Ini adalah dunia di mana insan terlupakan keberadaannya seperti dihembus angin saja.

.

.

[memento]

.

.

.

#01: Shion

Disambutnya sebutir putih di telapak yang terbuka dan menatap lumeran salju di tangannya.

Sapporo tak pernah terlalu jauh berbeda dari yang pernah diingat olehnya. Dengan langit mendung yang terlihat siap untuk menangis kapan saja dan keramaian yang selalu mengelilingi dimana pun, kapan pun. Kepadatan ketika dia melangkahkan kakinya untuk menyeberang ke sisi lain jalan serta kerumunan orang-orang kelabu yang dia kenal sebagai cameo di panggung kehidupannya. Butir salju mulai berguguran dari awan seperti helai daun sakura di bulan April. Gakupo mengingat semuanya dengan jelas seperti dia tak pernah pergi meninggalkan kota itu untuk tiga tahun lamanya.

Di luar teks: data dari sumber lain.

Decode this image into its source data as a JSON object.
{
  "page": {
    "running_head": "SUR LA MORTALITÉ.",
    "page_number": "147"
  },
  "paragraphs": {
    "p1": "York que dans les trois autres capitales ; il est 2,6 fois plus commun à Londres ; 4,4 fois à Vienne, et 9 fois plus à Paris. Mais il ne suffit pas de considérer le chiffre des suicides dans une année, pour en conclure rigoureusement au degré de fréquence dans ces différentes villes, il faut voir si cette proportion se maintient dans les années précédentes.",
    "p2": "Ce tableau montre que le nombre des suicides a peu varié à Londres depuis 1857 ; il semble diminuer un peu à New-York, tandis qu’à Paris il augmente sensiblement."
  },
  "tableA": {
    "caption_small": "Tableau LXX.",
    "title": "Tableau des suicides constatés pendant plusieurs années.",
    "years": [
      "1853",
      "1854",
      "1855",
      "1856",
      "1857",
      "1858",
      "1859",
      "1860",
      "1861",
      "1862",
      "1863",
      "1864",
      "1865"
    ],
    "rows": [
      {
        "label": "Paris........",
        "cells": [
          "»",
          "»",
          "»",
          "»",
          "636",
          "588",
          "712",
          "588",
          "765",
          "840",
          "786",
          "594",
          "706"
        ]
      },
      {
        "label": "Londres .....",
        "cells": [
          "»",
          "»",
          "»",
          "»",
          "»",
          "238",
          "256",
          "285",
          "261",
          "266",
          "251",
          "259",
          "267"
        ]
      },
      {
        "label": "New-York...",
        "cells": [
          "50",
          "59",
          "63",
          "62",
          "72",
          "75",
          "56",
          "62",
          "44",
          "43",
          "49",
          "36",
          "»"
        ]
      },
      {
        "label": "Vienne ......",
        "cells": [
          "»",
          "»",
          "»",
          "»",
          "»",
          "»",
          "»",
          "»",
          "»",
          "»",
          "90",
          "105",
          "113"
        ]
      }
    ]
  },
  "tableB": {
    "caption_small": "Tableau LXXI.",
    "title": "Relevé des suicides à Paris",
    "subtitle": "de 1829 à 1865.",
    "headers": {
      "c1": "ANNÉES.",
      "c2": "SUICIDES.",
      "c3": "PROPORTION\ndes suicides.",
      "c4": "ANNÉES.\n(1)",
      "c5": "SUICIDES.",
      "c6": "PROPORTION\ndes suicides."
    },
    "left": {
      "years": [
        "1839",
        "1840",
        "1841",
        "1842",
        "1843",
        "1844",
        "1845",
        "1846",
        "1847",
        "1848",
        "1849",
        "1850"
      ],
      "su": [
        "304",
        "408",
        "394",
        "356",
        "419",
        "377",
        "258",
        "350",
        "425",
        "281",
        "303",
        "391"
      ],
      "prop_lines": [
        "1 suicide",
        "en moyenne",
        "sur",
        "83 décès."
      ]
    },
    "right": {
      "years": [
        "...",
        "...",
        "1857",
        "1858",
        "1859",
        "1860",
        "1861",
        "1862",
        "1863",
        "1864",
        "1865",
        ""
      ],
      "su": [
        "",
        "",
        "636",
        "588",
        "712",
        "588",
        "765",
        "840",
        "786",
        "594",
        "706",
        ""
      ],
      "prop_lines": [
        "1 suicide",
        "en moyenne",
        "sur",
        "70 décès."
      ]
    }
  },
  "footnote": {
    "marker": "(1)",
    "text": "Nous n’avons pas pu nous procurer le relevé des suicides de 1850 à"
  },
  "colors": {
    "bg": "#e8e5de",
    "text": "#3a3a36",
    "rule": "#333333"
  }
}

Bulan apa sekarang? Di mana tepatnya dia berada? Dan yang paling penting—

.

Mengapa dia ada di sini?

.

.

Gakupo Kamui adalah seorang pria yang sempurna bagi mayoritas wanita, dari sudut pandang mana saja. Entah apakah dari prestasi internasional yang diraihnya akhir-akhir ini atau sekedar penampilan fisiknya yang menarik dalam sekali pandang. Helai rambutnya yang tersepuh warna merah bungur terikat rapi, begitu elok dan cocok dengan perawakannya yang tegap. Iris matanya yang senada melengkapi lirikannya yang tajam dan atraktif. Pria ideal itu datang satu paket dengan pembawaan yang menarik sekaligus sopan, praktis membuat wanita mana saja yang dia lewati segera menoleh.

O, tapi siapa gadis yang berjalan bersamanya itu? Mengapa mereka terlihat begitu menikmati dunia mereka sendiri?

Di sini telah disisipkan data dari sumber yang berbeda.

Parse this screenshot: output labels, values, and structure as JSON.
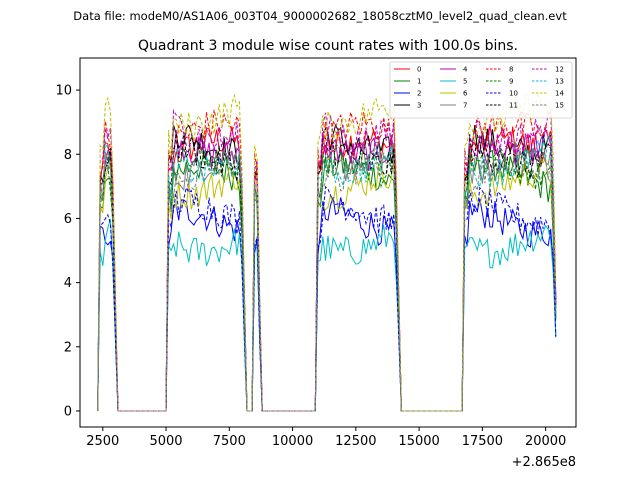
{
  "chart_data": {
    "type": "line",
    "suptitle": "Data file: modeM0/AS1A06_003T04_9000002682_18058cztM0_level2_quad_clean.evt",
    "title": "Quadrant 3 module wise count rates with 100.0s bins.",
    "xlabel": "",
    "ylabel": "",
    "offset_label": "+2.865e8",
    "xlim": [
      1600,
      21200
    ],
    "ylim": [
      -0.5,
      11.0
    ],
    "xticks": [
      2500,
      5000,
      7500,
      10000,
      12500,
      15000,
      17500,
      20000
    ],
    "xtick_labels": [
      "2500",
      "5000",
      "7500",
      "10000",
      "12500",
      "15000",
      "17500",
      "20000"
    ],
    "yticks": [
      0,
      2,
      4,
      6,
      8,
      10
    ],
    "ytick_labels": [
      "0",
      "2",
      "4",
      "6",
      "8",
      "10"
    ],
    "grid": false,
    "legend_position": "top-right",
    "segments": [
      {
        "start": 2400,
        "end": 3000
      },
      {
        "start": 5100,
        "end": 8100
      },
      {
        "start": 8500,
        "end": 8700
      },
      {
        "start": 11000,
        "end": 14200
      },
      {
        "start": 16800,
        "end": 20400
      }
    ],
    "series": [
      {
        "name": "0",
        "level": 8.1,
        "color": "#ff0000",
        "dash": "solid"
      },
      {
        "name": "1",
        "level": 7.3,
        "color": "#008000",
        "dash": "solid"
      },
      {
        "name": "2",
        "level": 5.9,
        "color": "#0000ff",
        "dash": "solid"
      },
      {
        "name": "3",
        "level": 8.4,
        "color": "#000000",
        "dash": "solid"
      },
      {
        "name": "4",
        "level": 8.3,
        "color": "#bf00bf",
        "dash": "solid"
      },
      {
        "name": "5",
        "level": 5.3,
        "color": "#00bfbf",
        "dash": "solid"
      },
      {
        "name": "6",
        "level": 7.1,
        "color": "#bfbf00",
        "dash": "solid"
      },
      {
        "name": "7",
        "level": 7.6,
        "color": "#7f7f7f",
        "dash": "solid"
      },
      {
        "name": "8",
        "level": 8.6,
        "color": "#ff0000",
        "dash": "dashed"
      },
      {
        "name": "9",
        "level": 7.5,
        "color": "#008000",
        "dash": "dashed"
      },
      {
        "name": "10",
        "level": 6.2,
        "color": "#0000ff",
        "dash": "dashed"
      },
      {
        "name": "11",
        "level": 8.0,
        "color": "#000000",
        "dash": "dashed"
      },
      {
        "name": "12",
        "level": 8.8,
        "color": "#bf00bf",
        "dash": "dashed"
      },
      {
        "name": "13",
        "level": 7.8,
        "color": "#00bfbf",
        "dash": "dashed"
      },
      {
        "name": "14",
        "level": 9.2,
        "color": "#bfbf00",
        "dash": "dashed"
      },
      {
        "name": "15",
        "level": 7.4,
        "color": "#7f7f7f",
        "dash": "dashed"
      }
    ]
  }
}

Sedikit yang tahu bahwa Yukari Yuzuki adalah saudara satu ibu pemuda itu, untungnya.

Sebagai seorang peraih award dari ajang musik bergengsi di Eropa, tak banyak yang tahu bahwa Gakupo lahir di Negeri Bunga Sakura dan menghabiskan sebagian besar hidupnya di sana. Ayahnya komposer ternama kelahiran Norwegia bertemu dengan seorang violinis Jepang di suatu orkestra dan mereka berkenalan karena musik menyatukan mereka. Kisah romansa yang akan berlanjut hingga tua kalau saja kecelakaan speed boat di suatu musim panas yang cerah tak merenggut nyawa sang Ayah.

Sang Ibu menikah kembali dengan Pria Yuzuki yang sederhana.

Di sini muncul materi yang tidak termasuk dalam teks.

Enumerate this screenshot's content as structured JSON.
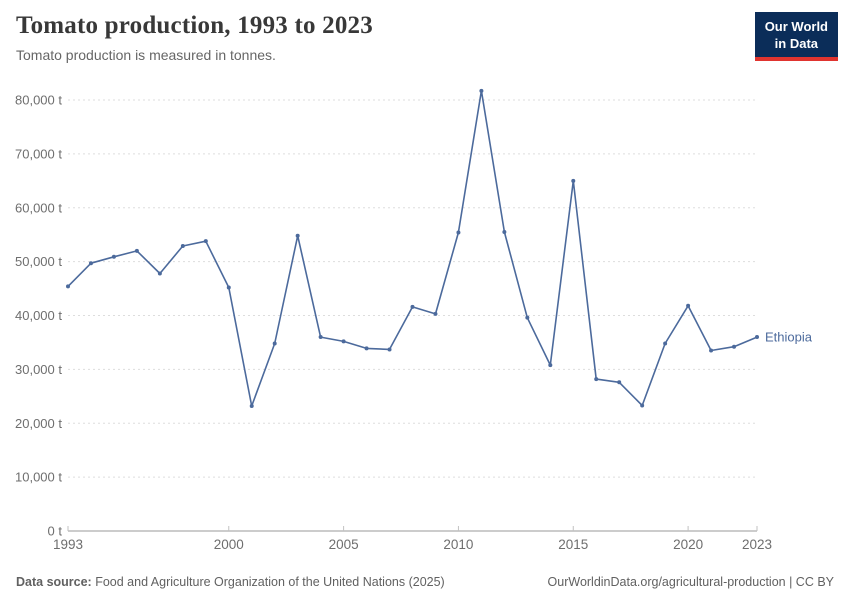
{
  "header": {
    "title": "Tomato production, 1993 to 2023",
    "subtitle": "Tomato production is measured in tonnes.",
    "logo_line1": "Our World",
    "logo_line2": "in Data"
  },
  "footer": {
    "source_label": "Data source:",
    "source_text": " Food and Agriculture Organization of the United Nations (2025)",
    "credit": "OurWorldinData.org/agricultural-production | CC BY"
  },
  "colors": {
    "series": "#4C6A9C",
    "grid": "#dddddd",
    "axis": "#999999",
    "tick": "#c2c2c2",
    "tick_label": "#6e6e6e",
    "logo_bg": "#0b2d59",
    "logo_red": "#e0342f"
  },
  "chart_data": {
    "type": "line",
    "title": "Tomato production, 1993 to 2023",
    "unit": "tonnes",
    "xlim": [
      1993,
      2023
    ],
    "ylim": [
      0,
      80000
    ],
    "grid": "horizontal-dashed",
    "legend_position": "end-of-line-label",
    "x_ticks": [
      1993,
      2000,
      2005,
      2010,
      2015,
      2020,
      2023
    ],
    "x_tick_labels": [
      "1993",
      "2000",
      "2005",
      "2010",
      "2015",
      "2020",
      "2023"
    ],
    "y_ticks": [
      0,
      10000,
      20000,
      30000,
      40000,
      50000,
      60000,
      70000,
      80000
    ],
    "y_tick_labels": [
      "0 t",
      "10,000 t",
      "20,000 t",
      "30,000 t",
      "40,000 t",
      "50,000 t",
      "60,000 t",
      "70,000 t",
      "80,000 t"
    ],
    "series": [
      {
        "name": "Ethiopia",
        "x": [
          1993,
          1994,
          1995,
          1996,
          1997,
          1998,
          1999,
          2000,
          2001,
          2002,
          2003,
          2004,
          2005,
          2006,
          2007,
          2008,
          2009,
          2010,
          2011,
          2012,
          2013,
          2014,
          2015,
          2016,
          2017,
          2018,
          2019,
          2020,
          2021,
          2022,
          2023
        ],
        "values": [
          45400,
          49700,
          50900,
          52000,
          47800,
          52900,
          53800,
          45200,
          23200,
          34800,
          54800,
          36000,
          35200,
          33900,
          33700,
          41600,
          40300,
          55400,
          81700,
          55500,
          39600,
          30800,
          65000,
          28200,
          27600,
          23300,
          34800,
          41800,
          33500,
          34200,
          36000
        ]
      }
    ]
  }
}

Gakupo menjadi kakak ketika berumur sepuluh tahun.

Ah, Yukari, adik kecilnya yang manis.

Surai perpaduan antara ungu dan merah muda itu—fuschia—terlihat setia dikuncir dua. Jaket hitam dengan aksesori telinga kelinci pemberian Gakupo setia memeluk tubuhnya yang kecil. Ah, Yukari, adik kecilnya yang manis. Selalu sanggup membuat harinya lebih cerah beberapa derajat, terutama setelah sebuah perjalan dua belas jam melelahkan antara Paris dengan Tokyo lengkap disertai jetlag dan kenyataan dia belum sempat beristirahat dengan benar sejak melangkahkan kaki di Bandara Narita.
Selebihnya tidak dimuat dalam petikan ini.